La giornata inizierà alle 6 nella chiesa di Santa Maria Assunta con la Santa Messa presieduta dall’arcivescovo Roberto Carboni. Al termine, il simulacro del Santissimo Salvatore sarà accompagnato verso via Tharros. Alle 7.30 prenderà il via la Corsa degli Scalzi, con l’arrivo al villaggio previsto intorno alle 8.30.
Tra i partecipanti ci saranno anche una trentina di giovani under 20 iscritti per la prima volta. Un elemento che conferma il passaggio della tradizione alle nuove generazioni. Per ciascun corridore la partecipazione può avere un significato personale: una promessa, una grazia ricevuta, una preghiera o la volontà di proseguire una pratica tramandata all’interno della famiglia.
La Corsa segue inoltre un’organizzazione precisa. Is Curridoris sono divisi in 14 gruppi, a loro volta composti da 14 mudas formate da tre a cinque persone. Il numero richiama le stazioni della Via Crucis. Le mudas si alternano nel trasporto del simulacro e della bandiera secondo un ordine stabilito, mentre il sorteggio della vigilia assegna i compiti nelle diverse fasi del percorso.
Il rito si inserisce nel programma della Festa di San Salvatore, iniziata il 28 agosto. Domenica 6 settembre gli Scalzi ripercorreranno il tragitto in direzione opposta, accompagnando il Santo dal villaggio a Cabras. Il ciclo religioso terminerà lunedì 7 settembre con il rientro di Santu Srabadoeddu affidato alle donne della comunità.
Accanto agli appuntamenti religiosi sono previsti anche diversi eventi. Sabato sera, a San Salvatore, si terranno la Sagra del muggine, l’esibizione dei Boes e Merdules di Ottana e il concerto dei Cordas et Cannas.
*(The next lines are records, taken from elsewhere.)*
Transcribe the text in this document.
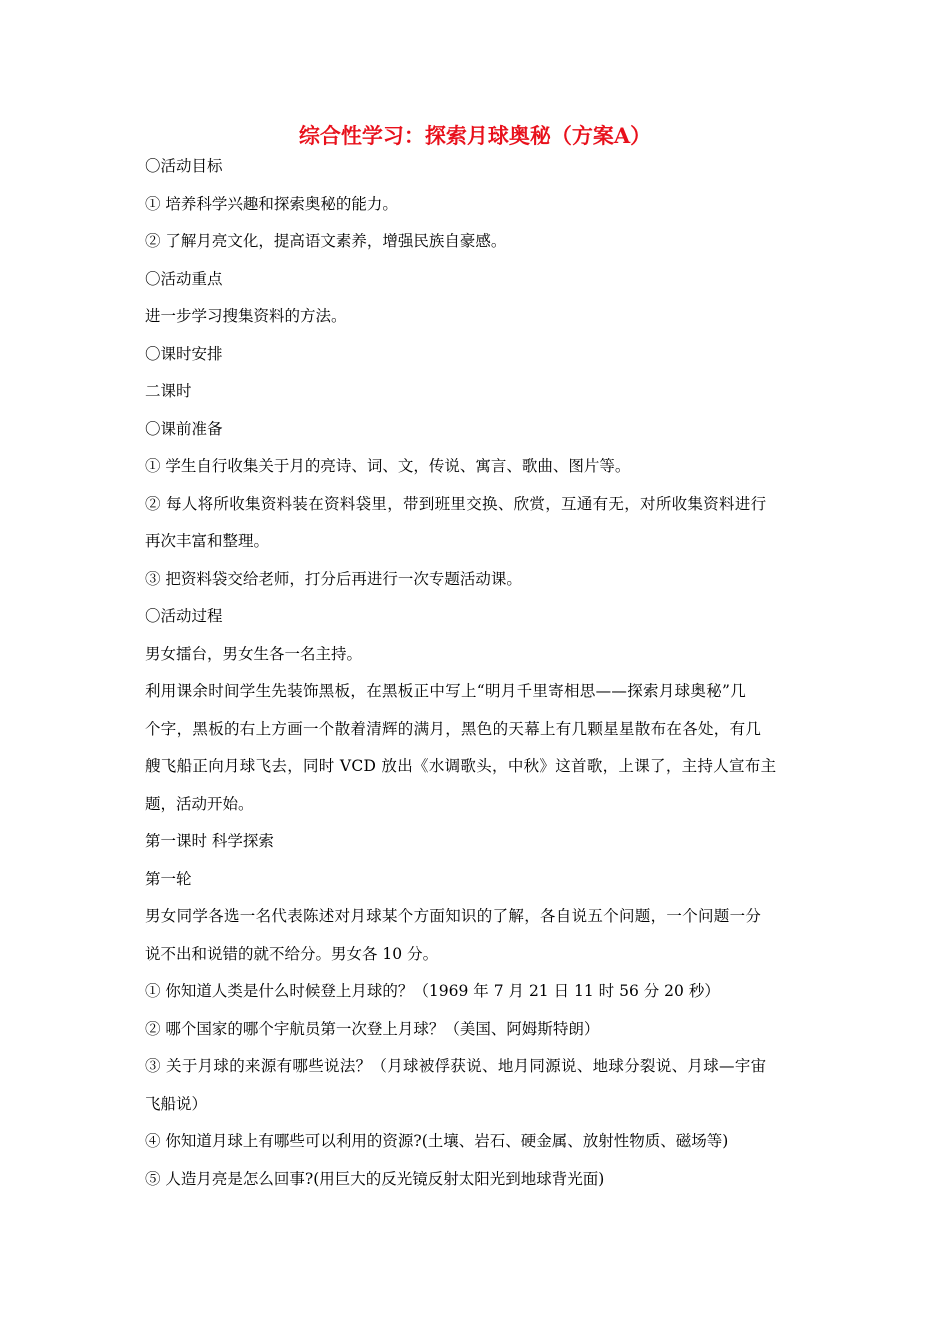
综合性学习：探索月球奥秘（方案A）
〇活动目标
① 培养科学兴趣和探索奥秘的能力。
② 了解月亮文化，提高语文素养，增强民族自豪感。
〇活动重点
进一步学习搜集资料的方法。
〇课时安排
二课时
〇课前准备
① 学生自行收集关于月的亮诗、词、文，传说、寓言、歌曲、图片等。
② 每人将所收集资料装在资料袋里，带到班里交换、欣赏，互通有无，对所收集资料进行
再次丰富和整理。
③ 把资料袋交给老师，打分后再进行一次专题活动课。
〇活动过程
男女擂台，男女生各一名主持。
利用课余时间学生先装饰黑板，在黑板正中写上“明月千里寄相思——探索月球奥秘”几
个字，黑板的右上方画一个散着清辉的满月，黑色的天幕上有几颗星星散布在各处，有几
艘飞船正向月球飞去，同时 VCD 放出《水调歌头，中秋》这首歌，上课了，主持人宣布主
题，活动开始。
第一课时 科学探索
第一轮
男女同学各选一名代表陈述对月球某个方面知识的了解，各自说五个问题，一个问题一分
说不出和说错的就不给分。男女各 10 分。
① 你知道人类是什么时候登上月球的？（1969 年 7 月 21 日 11 时 56 分 20 秒）
② 哪个国家的哪个宇航员第一次登上月球？（美国、阿姆斯特朗）
③ 关于月球的来源有哪些说法？（月球被俘获说、地月同源说、地球分裂说、月球—宇宙
飞船说）
④ 你知道月球上有哪些可以利用的资源?(土壤、岩石、硬金属、放射性物质、磁场等)
⑤ 人造月亮是怎么回事?(用巨大的反光镜反射太阳光到地球背光面)
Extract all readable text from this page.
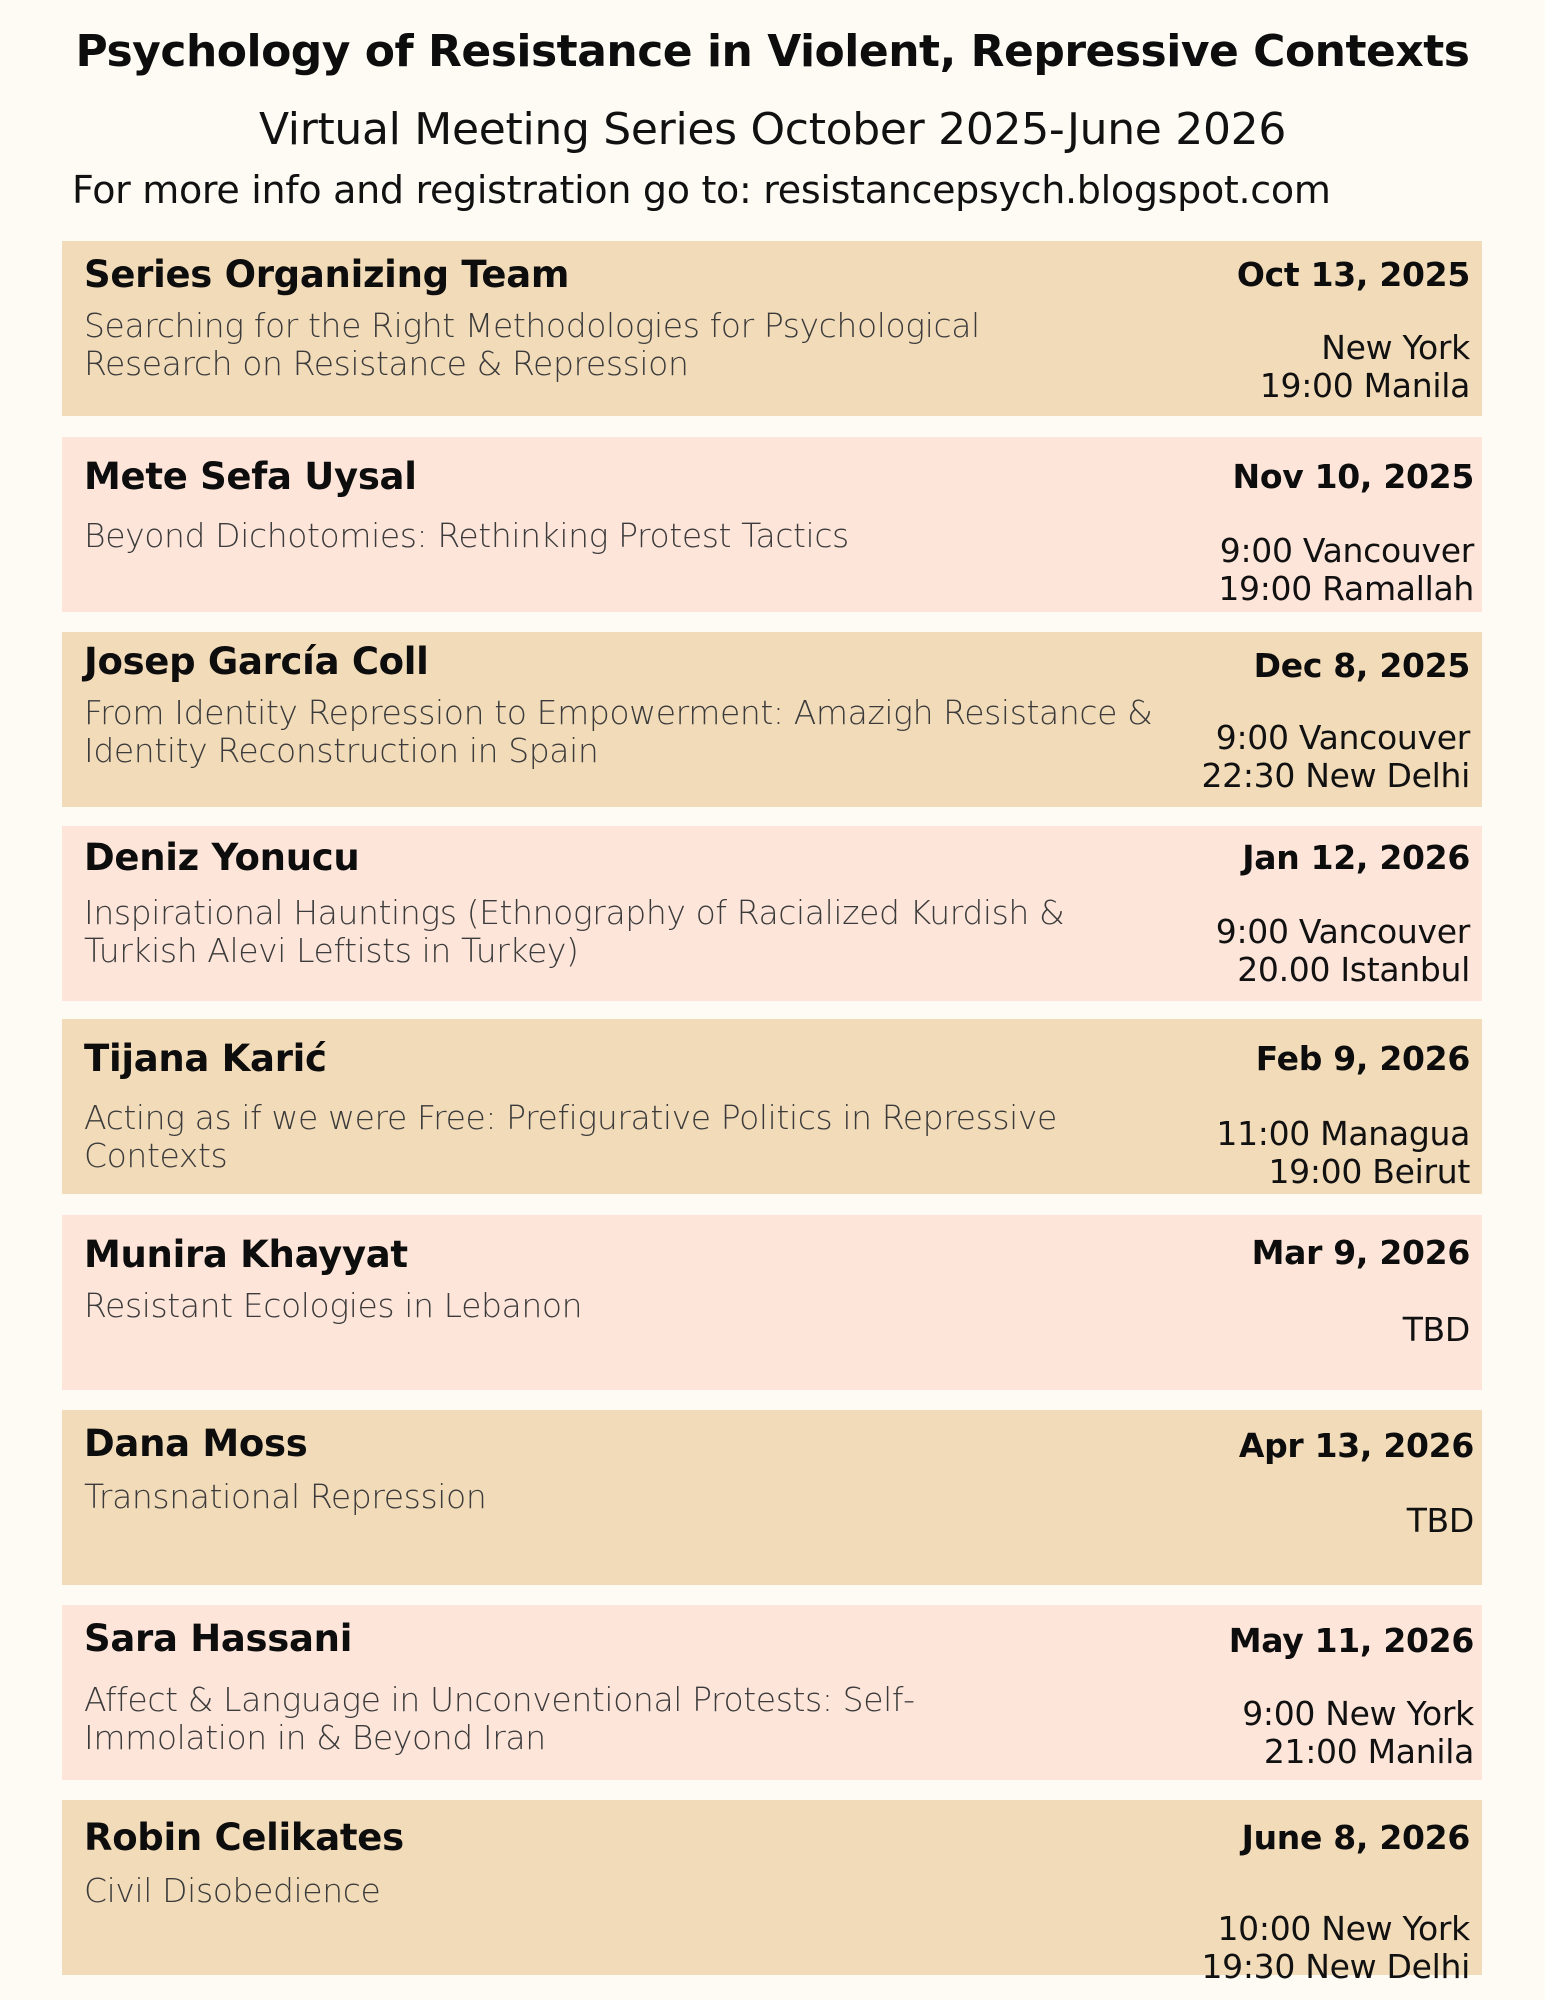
Psychology of Resistance in Violent, Repressive Contexts
Virtual Meeting Series October 2025-June 2026
For more info and registration go to: resistancepsych.blogspot.com
Series Organizing Team
Searching for the Right Methodologies for Psychological Research on Resistance & Repression
Oct 13, 2025
New York
19:00 Manila
Mete Sefa Uysal
Beyond Dichotomies: Rethinking Protest Tactics
Nov 10, 2025
9:00 Vancouver
19:00 Ramallah
Josep García Coll
From Identity Repression to Empowerment: Amazigh Resistance & Identity Reconstruction in Spain
Dec 8, 2025
9:00 Vancouver
22:30 New Delhi
Deniz Yonucu
Inspirational Hauntings (Ethnography of Racialized Kurdish & Turkish Alevi Leftists in Turkey)
Jan 12, 2026
9:00 Vancouver
20.00 Istanbul
Tijana Karić
Acting as if we were Free: Prefigurative Politics in Repressive Contexts
Feb 9, 2026
11:00 Managua
19:00 Beirut
Munira Khayyat
Resistant Ecologies in Lebanon
Mar 9, 2026
TBD
Dana Moss
Transnational Repression
Apr 13, 2026
TBD
Sara Hassani
Affect & Language in Unconventional Protests: Self-Immolation in & Beyond Iran
May 11, 2026
9:00 New York
21:00 Manila
Robin Celikates
Civil Disobedience
June 8, 2026
10:00 New York
19:30 New Delhi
Domenica, a Cabras, dopo il rientro del simulacro, sono in programma lo spettacolo pirotecnico e il concerto di Baby K.
Particolare attenzione sarà riservata alla sicurezza. Circa 80 persone saranno impegnate nella gestione dell’evento e nel controllo dei punti maggiormente affollati. In via Tharros sarà inoltre disponibile una tribuna gratuita da 200 posti, con priorità per anziani, donne in gravidanza e persone vulnerabili, oltre a una pedana dedicata alle persone con disabilità motoria.
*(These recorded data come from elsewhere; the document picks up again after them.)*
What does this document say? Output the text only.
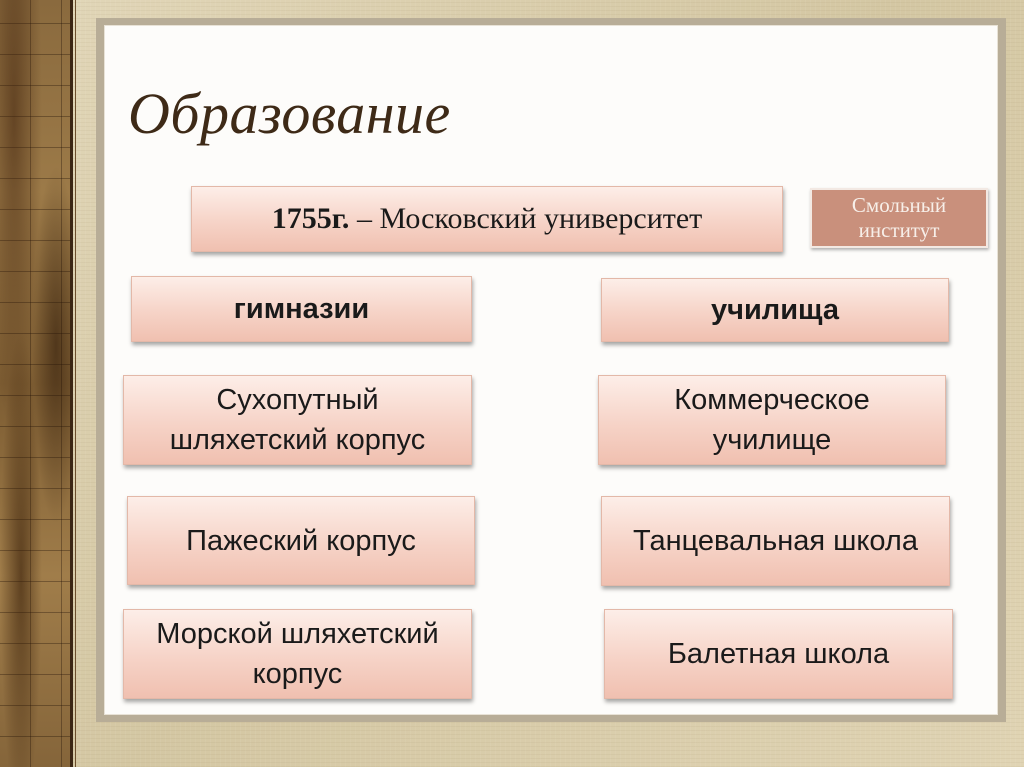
Образование
1755г. – Московский университет	Смольный
институт
гимназии	училища
Сухопутный
шляхетский корпус
Коммерческое
училище
Пажеский корпус	Танцевальная школа
Морской шляхетский
корпус
Балетная школа
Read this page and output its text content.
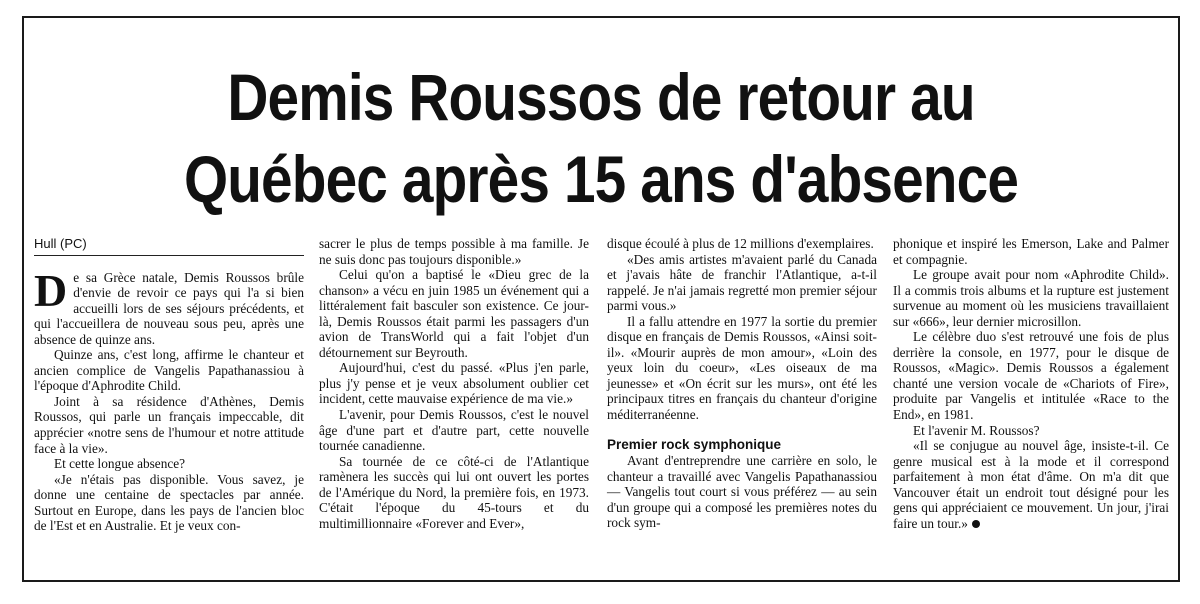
Demis Roussos de retour au
Québec après 15 ans d'absence
Hull (PC)

De sa Grèce natale, Demis Roussos brûle d'envie de revoir ce pays qui l'a si bien accueilli lors de ses séjours précédents, et qui l'accueillera de nouveau sous peu, après une absence de quinze ans.

Quinze ans, c'est long, affirme le chanteur et ancien complice de Vangelis Papathanassiou à l'époque d'Aphrodite Child.

Joint à sa résidence d'Athènes, Demis Roussos, qui parle un français impeccable, dit apprécier «notre sens de l'humour et notre attitude face à la vie».

Et cette longue absence?

«Je n'étais pas disponible. Vous savez, je donne une centaine de spectacles par année. Surtout en Europe, dans les pays de l'ancien bloc de l'Est et en Australie. Et je veux con-

sacrer le plus de temps possible à ma famille. Je ne suis donc pas toujours disponible.»

Celui qu'on a baptisé le «Dieu grec de la chanson» a vécu en juin 1985 un événement qui a littéralement fait basculer son existence. Ce jour-là, Demis Roussos était parmi les passagers d'un avion de TransWorld qui a fait l'objet d'un détournement sur Beyrouth.

Aujourd'hui, c'est du passé. «Plus j'en parle, plus j'y pense et je veux absolument oublier cet incident, cette mauvaise expérience de ma vie.»

L'avenir, pour Demis Roussos, c'est le nouvel âge d'une part et d'autre part, cette nouvelle tournée canadienne.

Sa tournée de ce côté-ci de l'Atlantique ramènera les succès qui lui ont ouvert les portes de l'Amérique du Nord, la première fois, en 1973. C'était l'époque du 45-tours et du multimillionnaire «Forever and Ever»,

disque écoulé à plus de 12 millions d'exemplaires.

«Des amis artistes m'avaient parlé du Canada et j'avais hâte de franchir l'Atlantique, a-t-il rappelé. Je n'ai jamais regretté mon premier séjour parmi vous.»

Il a fallu attendre en 1977 la sortie du premier disque en français de Demis Roussos, «Ainsi soit-il». «Mourir auprès de mon amour», «Loin des yeux loin du coeur», «Les oiseaux de ma jeunesse» et «On écrit sur les murs», ont été les principaux titres en français du chanteur d'origine méditerranéenne.

Premier rock symphonique

Avant d'entreprendre une carrière en solo, le chanteur a travaillé avec Vangelis Papathanassiou — Vangelis tout court si vous préférez — au sein d'un groupe qui a composé les premières notes du rock sym-

phonique et inspiré les Emerson, Lake and Palmer et compagnie.

Le groupe avait pour nom «Aphrodite Child». Il a commis trois albums et la rupture est justement survenue au moment où les musiciens travaillaient sur «666», leur dernier microsillon.

Le célèbre duo s'est retrouvé une fois de plus derrière la console, en 1977, pour le disque de Roussos, «Magic». Demis Roussos a également chanté une version vocale de «Chariots of Fire», produite par Vangelis et intitulée «Race to the End», en 1981.

Et l'avenir M. Roussos?

«Il se conjugue au nouvel âge, insiste-t-il. Ce genre musical est à la mode et il correspond parfaitement à mon état d'âme. On m'a dit que Vancouver était un endroit tout désigné pour les gens qui appréciaient ce mouvement. Un jour, j'irai faire un tour.»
La manifestazione comporterà anche modifiche alla viabilità. Sabato, dalle 6.45 circa, sarà sospesa la circolazione in via Tharros e lungo le strade interessate dal passaggio della Corsa, con riapertura progressiva al termine del transito degli Scalzi. Domenica le chiusure scatteranno dalle 17 in via Tharros e, dalle 18.30, sulle strade provinciali collegate alle due rotonde tra Cabras e Torregrande e nei pressi di San Salvatore.
La Corsa potrà essere seguita anche a distanza attraverso le dirette sui canali social del Comune di Cabras e sulle pagine dedicate alla manifestazione. Il rientro di domenica sarà seguito inoltre da TeleSardegna e Aristanis TV, dalle 18 alle 20.
La Festa di San Salvatore – Corsa degli Scalzi 2026 è organizzata dal Comune di Cabras insieme alle associazioni e agli enti che collaborano alla manifestazione, con il sostegno della Regione Sardegna, della Fondazione Mont’e Prama e della Fondazione di Sardegna.